Misstrauensantrag in Straßburg

Europas Demokratie im Krisenmodus

Die Misstrauensanträge gegen Ursula von der Leyen sind gescheitert. Das ist für das Europaparlament aber kein Grund, zur Tagesordnung überzugehen.

EU-Kommissionschefin Ursula von der Leyen hat die Misstrauensanträge im Parlament überstanden. Das ist für sie allerdings kein Grund zum Aufatmen.

© AFP

EU-Kommissionschefin Ursula von der Leyen hat die Misstrauensanträge im Parlament überstanden. Das ist für sie allerdings kein Grund zum Aufatmen.

Von Knut Krohn

Der Super-Gau ist verhindert. EU-Kommissionschefin Ursula von der Leyen bleibt im Amt, das Europaparlament hat am Donnerstag in Straßburg mit deutlicher Mehrheit gegen die Misstrauensanträge der extremen Rechten und Linken gestimmt. „Ich bin zutiefst dankbar für die starke Unterstützung, die ich heute erfahren habe“, schrieb die Kommissionspräsidentin nach den neuen Abstimmungen auf der Plattform „X“. Für den Vorstoß der rechten Patrioten-Fraktion votierten 179 Abgeordnete bei 378 Gegenstimmen, für den Antrag aus dem linken Lager 133 bei 383 Gegenstimmen.

Der zweite Warnschuss

Der zweite Warnschuss in drei Monaten

Der zweite Warnschuss in drei Monaten

Für die Parlamentarier gibt es allerdings keinen Grund, nun einfach zum politischen Tagesgeschäft überzugehen. Bereits zum zweiten Mal innerhalb von drei Monaten musste sich Ursula von der Leyen dem Votum der Abgeordneten stellen, das ist nicht nur eine Warnung an Europas mächtigste Frau. Offensichtlich wird, dass die extremen Kräfte im Parlament nicht nur ständig versuchen, Sand ins Getriebe der politischen Abläufe zu streuen. Ihr Ziel ist es, die Demokratie in Misskredit zu bringen – und sie nutzen dafür immer offensiver jene Mittel, die ihnen die Demokratie selbst in die Hand gibt. So ist etwa die Hürde, einen Misstrauensantrag einzubringen ziemlich niedrig. Im aktuell 719 Sitze zählenden Europaparlament sind nur 72 Stimmen vonnöten.
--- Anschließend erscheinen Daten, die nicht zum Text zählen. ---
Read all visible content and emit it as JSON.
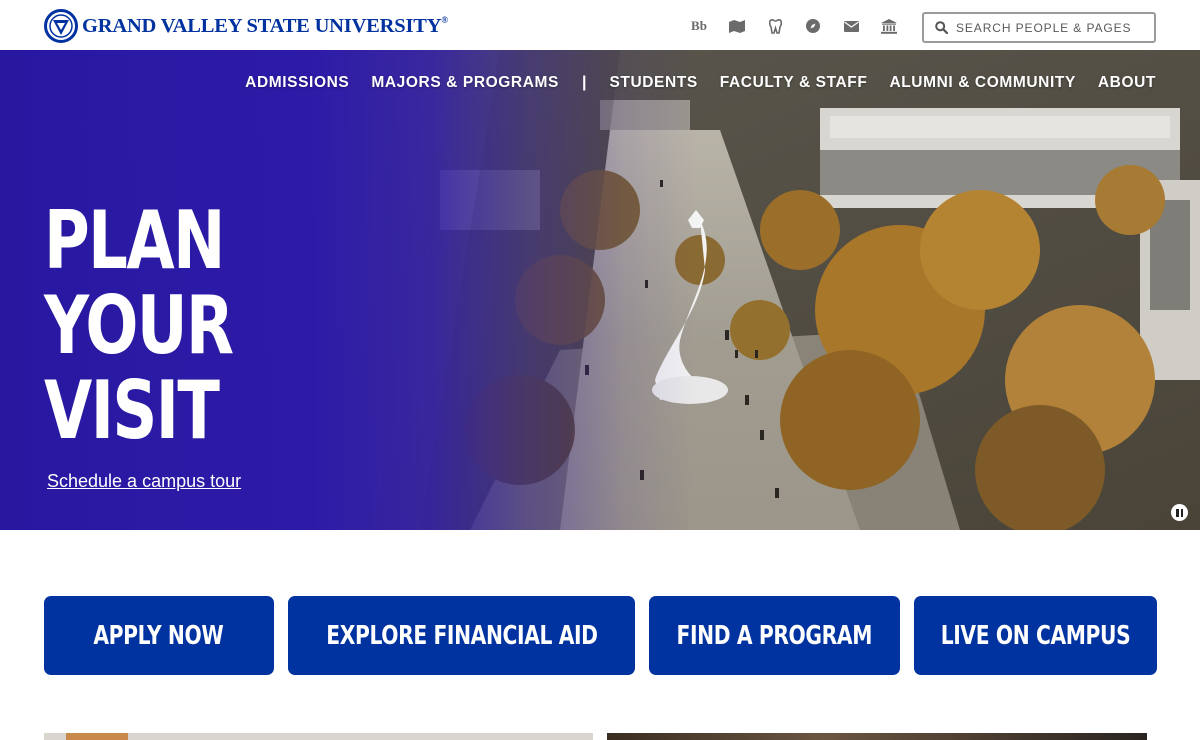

Dieses destruktive Spiel wird vor allem von den extremen Rechten gezielt vorangetrieben, auch weil ihnen die demokratischen Kräfte im Moment sehr viel Angriffsfläche bieten. Seit Monaten tobt ein Grabenkampf zwischen Konservativen und Sozialdemokraten. Grundsätzlich geht es darum, dass die Konservativen den Sozialdemokraten vorwerfen, sie verweigerten sich in der Umweltgesetzgebung und der Migration dem nötigen Politikwechsel. Im Gegenzug halten die Sozialdemokraten den Konservativen ihre taktischen Bündnisse mit den extremen Rechten vor, vor allem mit der Partei Fratelli d’Italia von der postfaschistischen italienischen Regierungschefin Giorgia Meloni.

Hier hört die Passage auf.